Contagion Risks Build in India’s Credit Market After Fund Freeze
(Bloomberg) -- India’s credit markets were jolted late last week when a major money manager halted withdrawals from mutual funds, adding to a worrying string of superlatives that have been piling up since well before the coronavirus pandemic.
Franklin Templeton’s decision to wind up $4.1 billion of Indian debt funds was the biggest-ever forced closure of funds in the country. It immediately sent corporate borrowing costs soaring, with the spread on one benchmark index rising to a seven-year high. Fresh on its heels, the local venture of France’s AXA SA said it had marked down the value of some of its bond holdings.
“The problem is unlikely to remain confined to one mutual fund and there are already indications that other mutual funds are facing huge redemption requests,” U.K. Sinha, former chairman of the Securities and Exchange Board of India, wrote in an op-ed in the Indian Express. “The problem of the mutual fund industry can swiftly migrate to the entire financial services industry and might then soon spread to the real economy.”
The Covid-19 crisis has sparked unprecedented moves across global financial markets, and exposed risks that had been building up everywhere in recent years after borrowers binged on debt they’re now unable to repay. But the scope of problems in India’s credit markets is unique.
One of The Smallest Credit Markets
Let’s start with this one: the country has long had one of the smallest corporate bond markets among major economies. With that has come some of the worst liquidity -- there just aren’t enough parties trading company debt. That played a major role in the unprecedented move by Franklin Templeton, which cited “a dramatic and sustained fall in liquidity.”
“This episode once again highlights the weakness in the secondary debt markets in India as they tend to get illiquid by small bouts of micro and macro negative news,” said Deepak Jasani, head Of research, HDFC Securities Ltd.
Worst Bad Debt
India also has the world’s worst bad-debt ratio at traditional lenders. That loomed large in March, with the biggest-ever bank failure in the country when authorities seized Yes Bank Ltd.

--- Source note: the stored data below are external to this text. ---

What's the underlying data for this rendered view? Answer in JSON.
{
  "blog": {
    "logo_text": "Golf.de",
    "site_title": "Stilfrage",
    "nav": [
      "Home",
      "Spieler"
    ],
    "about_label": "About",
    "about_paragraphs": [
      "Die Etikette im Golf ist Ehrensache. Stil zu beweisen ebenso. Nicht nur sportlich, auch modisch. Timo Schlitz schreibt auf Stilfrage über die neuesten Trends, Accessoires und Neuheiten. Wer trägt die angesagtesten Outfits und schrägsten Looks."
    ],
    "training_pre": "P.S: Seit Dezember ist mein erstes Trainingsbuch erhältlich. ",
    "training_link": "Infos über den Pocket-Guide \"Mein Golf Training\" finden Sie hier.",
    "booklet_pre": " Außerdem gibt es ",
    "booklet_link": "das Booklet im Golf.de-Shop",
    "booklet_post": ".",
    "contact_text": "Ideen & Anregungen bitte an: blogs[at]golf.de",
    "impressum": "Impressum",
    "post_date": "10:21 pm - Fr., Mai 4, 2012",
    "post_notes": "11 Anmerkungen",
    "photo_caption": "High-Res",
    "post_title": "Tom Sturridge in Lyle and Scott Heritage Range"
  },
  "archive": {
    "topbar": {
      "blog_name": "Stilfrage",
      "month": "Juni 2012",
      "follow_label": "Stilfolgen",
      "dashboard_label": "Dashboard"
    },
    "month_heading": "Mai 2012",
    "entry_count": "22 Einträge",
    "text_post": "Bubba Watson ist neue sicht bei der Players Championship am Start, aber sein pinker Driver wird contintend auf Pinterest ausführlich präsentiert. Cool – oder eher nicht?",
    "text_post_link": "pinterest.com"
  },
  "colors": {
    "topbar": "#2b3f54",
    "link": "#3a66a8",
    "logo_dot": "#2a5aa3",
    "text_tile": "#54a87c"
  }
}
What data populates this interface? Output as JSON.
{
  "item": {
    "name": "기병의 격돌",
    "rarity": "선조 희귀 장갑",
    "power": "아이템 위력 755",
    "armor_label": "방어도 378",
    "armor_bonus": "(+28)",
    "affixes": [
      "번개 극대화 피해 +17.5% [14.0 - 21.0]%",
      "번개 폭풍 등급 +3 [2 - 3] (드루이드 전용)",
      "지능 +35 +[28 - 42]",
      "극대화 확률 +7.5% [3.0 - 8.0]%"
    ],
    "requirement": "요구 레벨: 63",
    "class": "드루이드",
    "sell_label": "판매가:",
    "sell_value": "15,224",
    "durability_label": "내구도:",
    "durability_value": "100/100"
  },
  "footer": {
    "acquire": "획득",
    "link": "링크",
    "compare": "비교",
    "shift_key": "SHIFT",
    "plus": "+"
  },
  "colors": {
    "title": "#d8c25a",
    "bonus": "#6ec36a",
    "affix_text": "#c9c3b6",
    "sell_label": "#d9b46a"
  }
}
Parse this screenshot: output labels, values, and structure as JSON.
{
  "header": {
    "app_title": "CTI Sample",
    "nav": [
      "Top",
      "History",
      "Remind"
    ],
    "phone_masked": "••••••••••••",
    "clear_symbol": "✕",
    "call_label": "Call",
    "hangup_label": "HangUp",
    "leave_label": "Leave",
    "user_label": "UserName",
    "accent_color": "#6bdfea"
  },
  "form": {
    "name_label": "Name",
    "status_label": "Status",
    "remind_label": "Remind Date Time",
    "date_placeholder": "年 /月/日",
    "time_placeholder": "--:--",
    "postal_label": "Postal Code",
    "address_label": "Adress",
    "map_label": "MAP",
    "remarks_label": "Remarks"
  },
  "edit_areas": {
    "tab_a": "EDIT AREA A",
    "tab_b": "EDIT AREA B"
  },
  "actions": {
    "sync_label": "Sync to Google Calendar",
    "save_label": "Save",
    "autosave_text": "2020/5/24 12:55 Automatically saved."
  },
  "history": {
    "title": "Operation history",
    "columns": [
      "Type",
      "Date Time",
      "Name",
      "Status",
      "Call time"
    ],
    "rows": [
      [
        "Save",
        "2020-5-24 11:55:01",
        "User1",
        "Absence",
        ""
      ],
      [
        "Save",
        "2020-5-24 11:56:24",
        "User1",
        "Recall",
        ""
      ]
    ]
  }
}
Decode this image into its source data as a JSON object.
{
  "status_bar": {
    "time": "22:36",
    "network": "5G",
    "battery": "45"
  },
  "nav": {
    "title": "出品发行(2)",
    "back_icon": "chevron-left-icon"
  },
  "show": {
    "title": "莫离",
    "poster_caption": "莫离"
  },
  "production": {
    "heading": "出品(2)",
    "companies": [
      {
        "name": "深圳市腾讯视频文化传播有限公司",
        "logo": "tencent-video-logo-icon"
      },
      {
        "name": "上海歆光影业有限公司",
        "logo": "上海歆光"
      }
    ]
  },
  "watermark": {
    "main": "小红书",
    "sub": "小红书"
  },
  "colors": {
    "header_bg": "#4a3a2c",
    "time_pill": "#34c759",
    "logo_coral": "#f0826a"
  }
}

Efforts to help the finance sector have had unintended consequences. As traditional lenders pared soured loans, shadow banks rushed into the void, borrowing short-term funds that they lent out for longer periods in a classic mismatch. In late 2018, that came to a fore in the collapse of financier IL&FS Group, creating a crisis that the shadow banking industry was still trying to overcome when the pandemic hit.
There have been a round of measures to wean companies from reliance on the non-bank financing companies, but they’ve remained a crucial funding channel for everyone from small vendors to property tycoons.
The shadow banks themselves have often relied on yield-hungry mutual funds like Franklin Templeton to get funds, issuing them debt securities that have become increasingly hard for such investors to unload. Read more about that here.
Total assets managed by Indian mutual funds were at a record 28 trillion rupees ($366 billion) as of March 31, with about 29% invested in debt. The frozen Franklin funds account for about 1.4% of the sector’s total assets.
Record Shadow Bank Bond Bill
The mutual fund industry’s thirst for high-yielding shadow bank debt has added to another troubling superlative: non-bank financing firms came into this quarter with a record of about 1.1 trillion rupees of local-currency bond repayments due in the period.
An executive at one of those shadow banks, Bajaj Finance Ltd., recently warned of growing problems even before the Franklin Templeton surprise.
Bajaj Finance Managing Director Rajeev Jain said on a recent earnings call that consumers are in a “state of shock” and are rushing to seek delays in debt repayments, amid the pandemic. Even highly rated companies are looking to postpone repayments, he said.
Like policy makers elsewhere, Indian authorities have moved to keep credit markets from freezing up, and have so far helped avert worse damage.
After a market rout in March, steps to pump more liquidity into the financial system helped lift issuance of shorter-dated local corporate bonds to a record this month, and boosted returns on dollar bonds from the nation’s issuers to the most in Asia in April. Few expect the wild swings to abate, though, particularly after shocks like with Franklin Templeton.
Regulators have encouraged forbearance as businesses grapple with the pandemic and lockdowns. At least 328 borrowers have received or sought a moratorium on loan servicing as part of a Reserve Bank of India Covid-19 relief package, according to rating firm ICRA.
Many observers expect authorities will be forced to take further steps to keep credit markets functioning. And as the latest shock last week showed, the mutual fund industry will be a key focus, not least because of its importance for scores of individual savers.
“The RBI had provided mutual funds with a liquidity window to meet immediate redemption pressures in 2008, in the aftermath of the Lehman collapse,” said Lakshmi Iyer, chief investment officer for debt at Kotak Mahindra Asset Management Co. “In the current crisis due to the spread of Covid-19, any support from the regulators will boost the comfort for the funds and provide more confidence to the domestic financial markets.”